Unsere Mönchsgrasmücke hat eine Meise

19.1.2020

Thorsten Latzel

Vor dem Fenster unserer ältesten Tochter singt jeden Morgen ein Vogel. Das ist an sich noch nicht verwunderlich. Aber dieser Vogel tut es mitten im ...

Vor dem Fenster unserer ältesten Tochter singt jeden Morgen ein Vogel. Das ist an sich noch nicht verwunderlich. Aber dieser Vogel tut es mitten im kältesten Winter. Er zwitschert, schmettert, tiriliert aus voller Vogelkehle, als wäre er im Wonnemonat Mai. Meine Frau, die sich mit ornithologischen Fragen besser als ich auskennt, vermutet, dass es eine Mönchsgrasmücke sein könnte. „Die singen, als wären sie ‚ganz Große‘, mindestens eine Amsel, dabei sind sie nicht größer als eine Blaumeise.“ Leider bekommen wir unseren Vorgarten-Caruso nie zu Gesicht, da ihn – oder sie – das Hochziehen des Rollos verschreckt.

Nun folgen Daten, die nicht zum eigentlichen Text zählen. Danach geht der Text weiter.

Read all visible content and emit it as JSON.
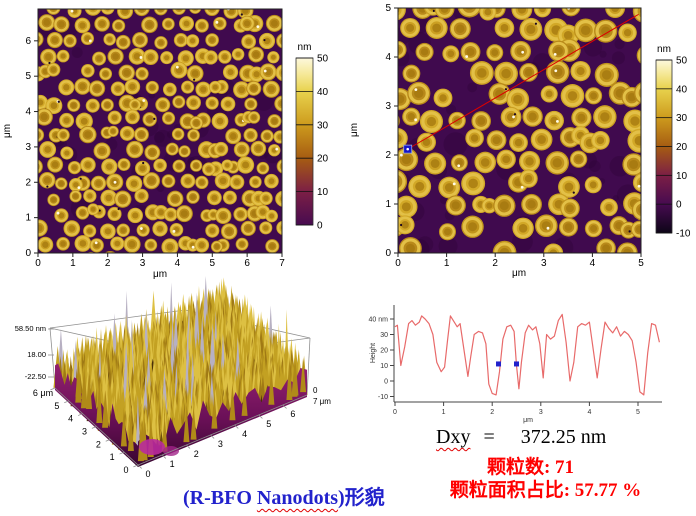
{
  "figure": {
    "afm_left": {
      "x_label": "μm",
      "y_label": "μm",
      "x_ticks": [
        "0",
        "1",
        "2",
        "3",
        "4",
        "5",
        "6",
        "7"
      ],
      "y_ticks": [
        "0",
        "1",
        "2",
        "3",
        "4",
        "5",
        "6"
      ],
      "colorbar": {
        "unit": "nm",
        "ticks": [
          "50",
          "40",
          "30",
          "20",
          "10",
          "0"
        ]
      }
    },
    "afm_right": {
      "x_label": "μm",
      "y_label": "μm",
      "x_ticks": [
        "0",
        "1",
        "2",
        "3",
        "4",
        "5"
      ],
      "y_ticks": [
        "0",
        "1",
        "2",
        "3",
        "4",
        "5"
      ],
      "colorbar": {
        "unit": "nm",
        "ticks": [
          "50",
          "40",
          "30",
          "20",
          "10",
          "0",
          "-10"
        ]
      }
    },
    "surface3d": {
      "z_ticks": [
        "58.50 nm",
        "18.00",
        "-22.50"
      ],
      "y_ticks": [
        "0",
        "1",
        "2",
        "3",
        "4",
        "5",
        "6 μm"
      ],
      "x_ticks": [
        "0",
        "1",
        "2",
        "3",
        "4",
        "5",
        "6"
      ],
      "x_axis_end_top": "0",
      "x_axis_end": "7 μm"
    },
    "profile": {
      "y_axis_title": "Height",
      "x_label": "μm",
      "y_ticks": [
        "40 nm",
        "30",
        "20",
        "10",
        "0",
        "-10"
      ],
      "x_ticks": [
        "0",
        "1",
        "2",
        "3",
        "4",
        "5"
      ]
    }
  },
  "annotations": {
    "dxy_label": "Dxy",
    "dxy_eq": "=",
    "dxy_value": "372.25 nm",
    "particle_count": "颗粒数: 71",
    "particle_area": "颗粒面积占比: 57.77 %",
    "caption_prefix": "(R-BFO ",
    "caption_nanodots": "Nanodots",
    "caption_suffix": ")形貌"
  },
  "colors": {
    "afm_background": "#400a4e",
    "dot_gold": "#c69a1e",
    "profile_line": "#e86a6a",
    "marker_blue": "#2222cc",
    "annotation_red": "#ff0000",
    "caption_blue": "#2222cc",
    "scan_line_red": "#dd0000"
  },
  "chart_data": [
    {
      "type": "heatmap",
      "title": "AFM topography, 7 μm scan",
      "xlabel": "μm",
      "ylabel": "μm",
      "x_range": [
        0,
        7
      ],
      "y_range": [
        0,
        6.9
      ],
      "colorbar": {
        "unit": "nm",
        "min": 0,
        "max": 50,
        "ticks": [
          50,
          40,
          30,
          20,
          10,
          0
        ]
      },
      "legend_position": "right",
      "grid": false
    },
    {
      "type": "heatmap",
      "title": "AFM topography, 5 μm scan with section line",
      "xlabel": "μm",
      "ylabel": "μm",
      "x_range": [
        0,
        5
      ],
      "y_range": [
        0,
        5
      ],
      "colorbar": {
        "unit": "nm",
        "min": -10,
        "max": 50,
        "ticks": [
          50,
          40,
          30,
          20,
          10,
          0,
          -10
        ]
      },
      "section_line": {
        "x1": 0.2,
        "y1": 2.12,
        "x2": 4.95,
        "y2": 4.87
      }
    },
    {
      "type": "surface",
      "title": "3D AFM topography",
      "x_ticks": [
        0,
        1,
        2,
        3,
        4,
        5,
        6
      ],
      "x_end_label": "7 μm",
      "y_ticks": [
        0,
        1,
        2,
        3,
        4,
        5
      ],
      "y_end_label": "6 μm",
      "z_range": [
        -22.5,
        58.5
      ],
      "z_tick_values": [
        58.5,
        18.0,
        -22.5
      ]
    },
    {
      "type": "line",
      "title": "Height profile along section line",
      "xlabel": "μm",
      "ylabel": "Height",
      "y_unit": "nm",
      "xlim": [
        0,
        5.5
      ],
      "ylim": [
        -10,
        40
      ],
      "line_color": "#e86a6a",
      "x": [
        0,
        0.05,
        0.12,
        0.2,
        0.28,
        0.35,
        0.42,
        0.5,
        0.55,
        0.62,
        0.7,
        0.78,
        0.86,
        0.95,
        1.02,
        1.08,
        1.14,
        1.2,
        1.28,
        1.34,
        1.42,
        1.5,
        1.56,
        1.63,
        1.72,
        1.8,
        1.87,
        1.93,
        2.0,
        2.08,
        2.15,
        2.22,
        2.3,
        2.38,
        2.45,
        2.5,
        2.55,
        2.6,
        2.68,
        2.75,
        2.83,
        2.9,
        2.98,
        3.05,
        3.12,
        3.2,
        3.28,
        3.36,
        3.44,
        3.52,
        3.6,
        3.68,
        3.76,
        3.84,
        3.92,
        4.0,
        4.08,
        4.16,
        4.24,
        4.32,
        4.4,
        4.48,
        4.56,
        4.64,
        4.72,
        4.8,
        4.88,
        4.96,
        5.04,
        5.12,
        5.2,
        5.28,
        5.36,
        5.44
      ],
      "y": [
        35,
        36,
        10,
        22,
        37,
        39,
        36,
        38,
        42,
        40,
        37,
        30,
        12,
        6,
        9,
        26,
        42,
        39,
        35,
        37,
        20,
        3,
        16,
        30,
        32,
        31,
        24,
        -2,
        -8,
        -9,
        6,
        27,
        35,
        36,
        32,
        10,
        -5,
        12,
        31,
        36,
        33,
        35,
        24,
        2,
        30,
        27,
        29,
        39,
        43,
        25,
        0,
        12,
        35,
        37,
        36,
        38,
        20,
        2,
        21,
        38,
        34,
        31,
        35,
        29,
        32,
        30,
        26,
        12,
        -7,
        -9,
        18,
        37,
        36,
        25
      ],
      "markers": [
        {
          "x": 2.13,
          "y": 11
        },
        {
          "x": 2.5,
          "y": 11
        }
      ]
    }
  ]
}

Auf der Homepage von NABU gibt es einen instruktiven Wintervogel-Steckbrief zur sylvia atricapilla, so sein wissenschaftlicher Name. Die Bezeichnung spielt auf ihr äußeres Erkennungszeichen an: die Grasmücke (sylvia) mit dem „Schwarzköpfchen“ (atricapilla), was eben einer Mönchskappe ähnele. Bei den Weibchen und Jungvögeln ist das Köpfchen rotbraun, bei den Männchen schwarz. In Österreich und Bayern heißt sie daher auch „Schwarzplattl“.

Und wie bei vielen Dingen im Leben: Je länger ich mich mit dem kleinen Zweigsänger beschäftige, desto faszinierender finde ich ihn. Er singt je nach Region gleichsam in verschiedenen Dialekten. Dabei ahmt er verschiedene andere Vögel und Alltagsgeräusche nach: Motoren, Radiomusik, Klingeltöne vom Smartphone. Ob das Ganze wirklich nur der Balz dient, ist unklar, zumal auch Weibchen singen und eben nicht nur zur Paarungszeit.

Aber was will uns unsere Mönchsgrasmücke nun eigentlich mit ihrem eigenartigen winterlichen Gesang sagen?

Möglicherweise ist es ja ein ornithologisches Protestlied gegen den Klima-Wandel: also mehr Bob Dylan als Caruso. Auch wenn die Mönchsgrasmücke selbst wegen ihrer Anpassungsfähigkeit wohl eher zu den Krisengewinnerinnen des menschengemachten Klimawandels gehört. Einige von ihnen überwintern nicht im Süden, sondern auf den britischen Inseln und können wegen der milderen Winter immer früher zurückkehren bzw. ganz hierbleiben. Ihr unzeitgemäßer Gesang wäre so eine Mahnung, lauthalser Protest gegen die menschen-gemachte Veränderung der Natur im Anthropozän.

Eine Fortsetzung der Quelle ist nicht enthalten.